12. Assuming for a period of two hours in a day (8-10 am), trains arrive at
the yard every 20 minutes, then calculate for this period.
i)The probability that the yard is empty.
ii) Average queue length, assuming that the capacity of the yard is 4
trains only.
13. Four counters are being run on the frontier of a country to check the
passports and necessary papers of the tourists. The tourists choose any
counter at random. If the arrival at the frontier is Poisson at the rate λ
and the service time is exponential with parameter λ/2, what is the
steady state average queue at each counter?
14. At a public telephone booth in a post office, arrivals are considered to
be Poisson, with an average inter arrival time of 12 minutes. The length
of the phone call may be assumed to be distributed exponentially with
an average of four minutes. Calculate the following.
i) What is the probability that a fresh arrival will not have to wait for the
phone?
ii) What is the average length of the queue that forms from time to time?
15. A two channel waiting line with Poisson arrivals has a mean arrival
rate of 50 per hour and exponential service with a mean service rate of
75 per hour for each channel.
i) The probability of an empty system.
ii) The probability that an arrival in the system will have to wait.
2.In a railway marshalling yard, goods trains arrive at a rate of 30 trains per
day. Assuming that inter arrival time and service time distribution follows
an exponential distribution with an average of 30 minutes, calculate the
following.
i) The mean queue size.
ii) The probability that queue size exceeds 10.
iii) If the input of the train increases to an average of 33 per day, what will
be the changes in i) and ii)?
3.A super market has two girls ringing up sales at the counters.
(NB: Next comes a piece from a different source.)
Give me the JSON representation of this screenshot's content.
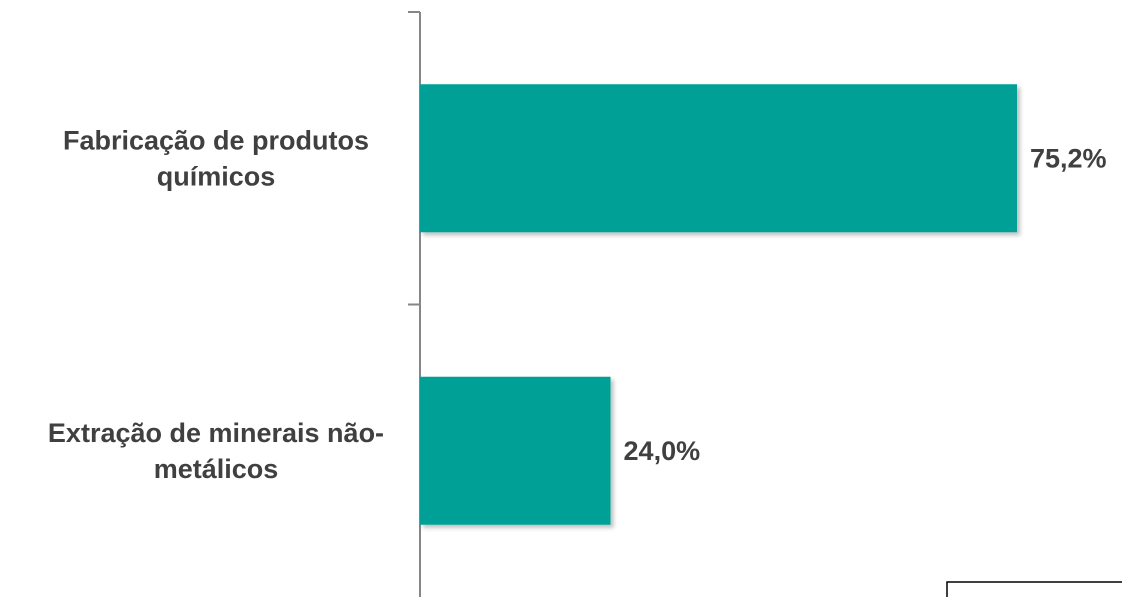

If the
service time for each customer is exponential with mean four minutes and if
people arrive in a Poison fashion at the counter, at the rate of 10 per hour,
then calculate,
i) the probability of having to wait for service.
ii) the expected percentage of idle time for each girl.
iii) if a customer has to wait, find the expected length of his waiting time.
4.A petrol pump has two pumps. The service time follows the exponential
distribution with mean four minutes and cars arrive for service in a Poisson
process at the rate of 10 cars per hour. Find the probability that a customer
has to wait for service. What proportion of time do the pumps remain idle?